Blue Yes on 1 signs that dot the Maine landscape do not mention vaccines, but urge voters to “Reject Big Pharma.”
“They can’t win on the facts and the science so they need to use misinformation and deceptive techniques that contradict decades of established medical science,” Gilmet said.
Bach, at Sloan Kettering, said the Center for Health Policy and Outcomes estimates that school-required vaccines generate about $7.2 billion of the $114.4 billion in total annual revenue earned by the four major drug manufacturers that produce vaccines.

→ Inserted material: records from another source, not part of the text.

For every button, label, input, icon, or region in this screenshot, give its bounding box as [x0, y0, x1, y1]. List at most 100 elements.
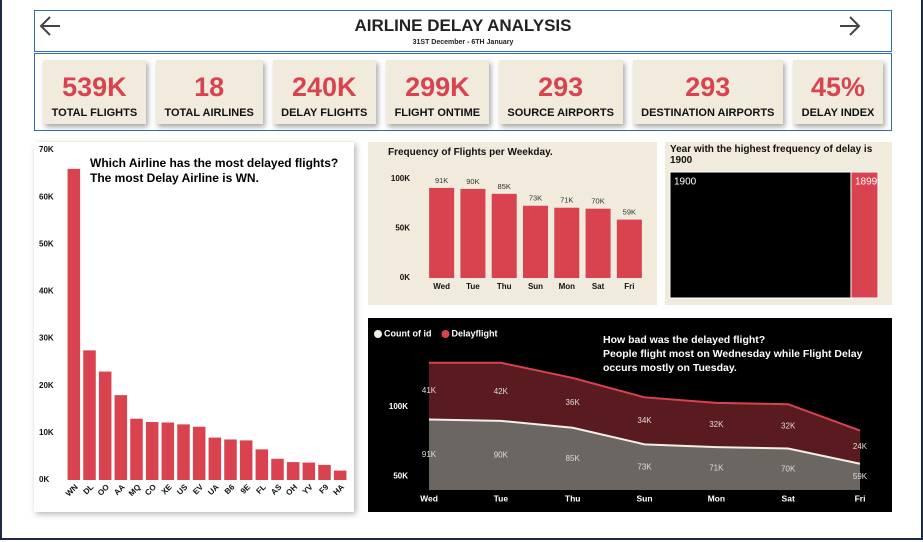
weekday-chart: 0K 50K 100K 91K Wed 90K Tue 85K Thu 73K Sun 71K Mon 7…: [391, 174, 642, 291]
value-label: 42K: [494, 387, 509, 396]
kpi-value: 18: [194, 72, 225, 102]
kpi-card: 299K FLIGHT ONTIME: [385, 60, 489, 124]
x-tick-label: Wed: [420, 493, 438, 503]
header: AIRLINE DELAY ANALYSIS 31ST December - 6…: [34, 10, 892, 52]
kpi-value: 240K: [291, 72, 357, 102]
y-tick-label: 40K: [39, 287, 54, 296]
legend-marker: [441, 330, 450, 338]
x-tick-label: AS: [269, 482, 284, 497]
bar: [271, 458, 284, 480]
y-tick-label: 0K: [400, 273, 410, 282]
kpi-label: DESTINATION AIRPORTS: [641, 107, 775, 119]
value-label: 41K: [422, 386, 437, 395]
area-fill: [429, 419, 860, 490]
bar: [192, 426, 206, 480]
legend-marker: [374, 330, 382, 338]
x-tick-label: FL: [254, 482, 267, 495]
kpi-card: 293 DESTINATION AIRPORTS: [632, 60, 784, 124]
x-tick-label: XE: [160, 482, 174, 496]
value-label: 91K: [435, 176, 448, 185]
kpi-value: 45%: [810, 72, 866, 102]
x-tick-label: Wed: [433, 282, 450, 291]
value-label: 73K: [529, 194, 542, 203]
legend-label: Delayflight: [451, 328, 497, 338]
value-label: 90K: [494, 451, 509, 460]
tile-label: 1899: [855, 177, 878, 188]
bar: [429, 187, 455, 278]
x-tick-label: AA: [112, 482, 127, 497]
y-tick-label: 70K: [39, 145, 54, 154]
year-panel: 1900 1899 Year with the highest frequency…: [665, 142, 892, 305]
treemap-tile: [669, 171, 852, 299]
value-label: 32K: [781, 421, 796, 430]
legend-label: Count of id: [384, 328, 431, 338]
x-tick-label: DL: [81, 482, 95, 496]
x-tick-label: OO: [96, 483, 111, 498]
delay-panel: How bad was the delayed flight? People f…: [368, 318, 892, 512]
bar: [318, 464, 331, 480]
bar: [239, 440, 253, 480]
x-tick-label: Mon: [559, 282, 576, 291]
y-tick-label: 100K: [389, 402, 408, 411]
bar: [98, 371, 112, 480]
forward-arrow[interactable]: [838, 14, 862, 38]
x-tick-label: B6: [223, 482, 237, 496]
series-line: [428, 418, 861, 465]
kpi-label: SOURCE AIRPORTS: [507, 107, 614, 119]
value-label: 73K: [637, 462, 652, 471]
y-tick-label: 30K: [39, 334, 54, 343]
value-label: 34K: [637, 416, 652, 425]
y-tick-label: 0K: [39, 475, 49, 484]
bar: [224, 439, 237, 480]
chart-subtitle: The most Delay Airline is WN.: [90, 171, 259, 185]
value-label: 71K: [709, 464, 724, 473]
page-title: AIRLINE DELAY ANALYSIS: [354, 16, 572, 35]
x-tick-label: Sat: [782, 493, 795, 503]
chart-title: Which Airline has the most delayed fligh…: [90, 156, 338, 170]
x-tick-label: EV: [191, 482, 205, 496]
value-label: 32K: [709, 420, 724, 429]
bar: [554, 207, 580, 278]
kpi-card: 293 SOURCE AIRPORTS: [498, 60, 623, 124]
bar: [114, 395, 128, 480]
bar: [333, 470, 347, 480]
value-label: 85K: [566, 454, 581, 463]
x-tick-label: CO: [143, 483, 158, 498]
value-label: 36K: [566, 398, 581, 407]
x-tick-label: WN: [64, 482, 80, 498]
series-line: [429, 361, 861, 432]
value-label: 85K: [498, 182, 511, 191]
tile-label: 1900: [674, 177, 697, 188]
kpi-value: 299K: [405, 72, 470, 102]
bar: [177, 424, 190, 480]
value-label: 70K: [591, 197, 604, 206]
x-tick-label: Sun: [636, 493, 652, 503]
bar: [286, 462, 300, 480]
x-tick-label: Thu: [565, 493, 581, 503]
kpi-label: FLIGHT ONTIME: [394, 107, 481, 119]
kpi-card: 18 TOTAL AIRLINES: [155, 60, 263, 124]
kpi-label: DELAY INDEX: [801, 107, 875, 119]
bar: [161, 422, 175, 480]
value-label: 59K: [853, 472, 868, 481]
y-tick-label: 50K: [395, 224, 410, 233]
bar: [585, 208, 611, 278]
delay-area-chart: How bad was the delayed flight? People f…: [374, 328, 868, 503]
chart-title: Frequency of Flights per Weekday.: [388, 147, 553, 158]
x-tick-label: Sun: [528, 282, 543, 291]
x-tick-label: Mon: [708, 493, 725, 503]
airline-chart: Which Airline has the most delayed fligh…: [39, 145, 347, 498]
kpi-card: 240K DELAY FLIGHTS: [272, 60, 376, 124]
bar: [208, 437, 222, 480]
kpi-value: 293: [685, 72, 731, 102]
bar: [83, 350, 96, 480]
back-arrow[interactable]: [38, 14, 62, 38]
annotation: People flight most on Wednesday while Fl…: [603, 348, 863, 360]
annotation: How bad was the delayed flight?: [603, 334, 765, 346]
bar: [145, 422, 159, 480]
y-tick-label: 10K: [39, 428, 54, 437]
x-tick-label: OH: [284, 482, 299, 497]
bar: [616, 219, 642, 278]
annotation: occurs mostly on Tuesday.: [603, 362, 737, 374]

“There are billions of dollars at stake, and the relative share of these companies’ revenues that comes from vaccines is a tiny fraction,” Bach said. “Also, even if refusal for vaccines is somewhat prevalent, it seems to me, based on no insight except guessing, that the percentage decline in sales would not be particularly meaningful.”
Maine Street Solutions commissioned the 30-second spot that supports the new law. The ad features Dr. Laura Blaisdell, a Yarmouth pediatrician, and Dr. Syd Sewall, an Augusta pediatrician, touting the value of vaccines to protect children from preventable diseases. Blaisdell co-founded Maine Families for Vaccines, a coalition of parents, doctors, public health advocates, hospitals and other health groups urging a “no” vote on Question 1 in the March 3 referendum.
“Thousands of Maine kids would be vulnerable to infectious and even deadly diseases,” Blaisdell says in the ad.
Maine Street Solutions is stepping up with the advertising buys to protect children from the return of preventable diseases like measles, pertussis and chickenpox, said Bobby Reynolds, a spokesman for the lobbying group.
In the Yes on 1 ad, people standing in front of various backdrops, such as a doctor’s office, classroom and church, urge Mainers to vote “yes.”
“I don’t want Big Pharma involved in our medical decisions,” said one unnamed man in the ad, wearing a flannel shirt and leaning on his pickup truck.
The Yes on 1 to Reject Big Pharma group is arguing that the new law infringes on parental rights to opt their children out of the vaccines.
Reynolds said that the opponents are working to “reject modern medicine.”
“When you don’t have an argument, you have to come up with a bogeyman,” Reynolds said.
Sacks said she is “confident that Mainers will see through this abuse of influence.”
“Voting Yes simply restores Maine’s previous law, which has protected Maine children well for decades and leaves medical decisions between patients and doctors,” Sacks said.
The No on 1 campaign is emphasizing the “herd immunity” protection from diseases when almost everyone has gotten immunizations. Herd immunity helps protect the immune compromised, such as children with leukemia or other diseases where the immune system is suppressed.
The immune compromised children are more likely to die or suffer severe health consequences if they contract a preventable disease.